Our Math teacher was very excited when she stepped into our classroom. It was the moment of truth. We knew we were going to get our marks for our first ever 50 marks exam. To create some suspense, she started saying, “Only one student among all the three sections has scored full marks in Maths. Who here thinks they could be that student?”
My 10-year-old self looked around sheepishly, while more than half the hands shot up in the air, but mine. Our teacher then called upon me and asked me if I thought I were that person. I just simply shook my head and said, “No teacher, I think I have made one mistake.” She could not hide her disbelief, and just said, “Smruti! It is you!”
To this day, when someone says to me, “Congratulations, you did a great job”, my first thought is, “What? Me? Really?” Then, I consciously set aside that thought, fill myself with self-confidence and positive thoughts and accept the compliment with a smile.
If only someone had told that little girl, “You did a great job, and as you can see, you are so great at Math! You must believe in yourself. Only when you believe, will the world believe in you.” And, it makes sense, to believe in your abilities as opposed to constantly doubting them, right? I can now resonate with this quote that I came across recently:
“Why would I think about missing a shot that I haven’t taken yet?”
– Michael Jordon
However, this little girl thought that she had no reason to believe in herself when ideally, she had no reason not to! Her journey was just getting started.
Gradually, she started finding reasons that should have made her more confident – her grades, her talents, her faith, her teachers and her parents who believed in her, but she still had a hard time believing!
“Got good marks in an exam? Well, that’s no big deal.”
“Performed classical dance for 2 hours in front of a huge audience after 7 years of training? Well, anyone can do that.”
“Did well on an olympiad and made it to the top 1%? Please, that was by accident.”
Finally, she achieved her dream of getting into the top university of the country, IIT Bombay. And she still thought that this was nothing special. She still did not believe!
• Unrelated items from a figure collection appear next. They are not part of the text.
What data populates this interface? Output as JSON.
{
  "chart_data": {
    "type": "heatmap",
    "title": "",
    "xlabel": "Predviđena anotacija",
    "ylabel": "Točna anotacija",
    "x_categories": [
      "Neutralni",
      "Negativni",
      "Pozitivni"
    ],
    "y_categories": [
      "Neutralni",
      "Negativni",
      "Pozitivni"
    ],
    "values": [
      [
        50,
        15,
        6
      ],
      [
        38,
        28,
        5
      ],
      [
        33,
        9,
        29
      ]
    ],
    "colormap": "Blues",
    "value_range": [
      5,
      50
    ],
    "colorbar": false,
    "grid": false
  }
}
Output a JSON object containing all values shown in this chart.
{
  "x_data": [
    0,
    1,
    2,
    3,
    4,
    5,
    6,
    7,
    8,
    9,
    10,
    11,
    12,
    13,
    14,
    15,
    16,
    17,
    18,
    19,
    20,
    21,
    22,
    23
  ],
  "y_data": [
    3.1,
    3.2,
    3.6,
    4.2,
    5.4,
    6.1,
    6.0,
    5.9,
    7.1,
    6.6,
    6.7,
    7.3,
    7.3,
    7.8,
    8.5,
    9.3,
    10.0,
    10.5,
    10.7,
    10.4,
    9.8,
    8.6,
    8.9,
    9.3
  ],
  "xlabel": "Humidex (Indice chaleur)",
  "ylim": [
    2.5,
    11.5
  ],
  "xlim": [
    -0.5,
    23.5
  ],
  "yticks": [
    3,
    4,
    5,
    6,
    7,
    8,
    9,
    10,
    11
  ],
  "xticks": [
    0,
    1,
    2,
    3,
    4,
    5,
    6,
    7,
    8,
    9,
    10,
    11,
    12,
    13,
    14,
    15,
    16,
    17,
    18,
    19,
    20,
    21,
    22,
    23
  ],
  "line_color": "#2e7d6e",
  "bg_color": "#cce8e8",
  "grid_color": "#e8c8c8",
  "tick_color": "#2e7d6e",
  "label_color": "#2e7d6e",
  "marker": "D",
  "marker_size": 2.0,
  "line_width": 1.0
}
Now, she wonders, “Well, if I did all of that without believing in myself, what could I have not done, had I believed?”
So, what did she do right?
Well, this little girl always did things out of her own interest, and not for any accolades, not for grades, or awards. Neither did she understand the mad race for these things and she still does not!
This little girl was always curious to know more, learn more. She could not let go of a question that she had, and would find the answer by any means necessary.
When things got difficult, at first, she avoided them. But, eventually, she almost always went back to something she was not good at and mastered it. As a matter of fact, writing or speaking was never her forte. But, when she realized that she had something important to say, she honed these skills.
She was so engrossed in whatever she studied. As a result, even after 10 years of ‘cracking’ JEE, she still remembers Physics topics that she had appreciated, understood and learned conceptually.
She had a lot of inspiration and support along the way, too, from like-minded peers, her teachers and her parents.
Now, that she is a big girl, she knows that whoever she is, whatever she has achieved, is a result of the right support system, curiosity, intrinsic motivation, a growth mindset, grit, and of course, privilege.
She learned a lot along the way in this journey, made mistakes and learned from those as well. Today, it only makes sense to her to go out there and tell young children, to believe.
So, today, when almost everyone asks her, “So, you are from IIT Bombay, and you run a non-profit organization?” At that moment, I give one of my many responses, but what I really want to say is, “I am doing this for myself! I am doing this to reassure that little girl, to challenge this present young woman, and to ensure that my 95-year old self looks back on her life as a peaceful and meaningful journey. If thousands or millions of individuals are inspired on the way, then that is the cherry on the cake!”
Current times of the COVID pandemic, more than ever, remind us that it takes more than good academic abilities to thrive in the real world. CounSEL was born with that vision to sensitize educators and parents to appreciate the whole child and nourish them with not one, but all of these ingredients. Now, as CounSEL turns one, I pledge to myself, to believe and keep going on this path.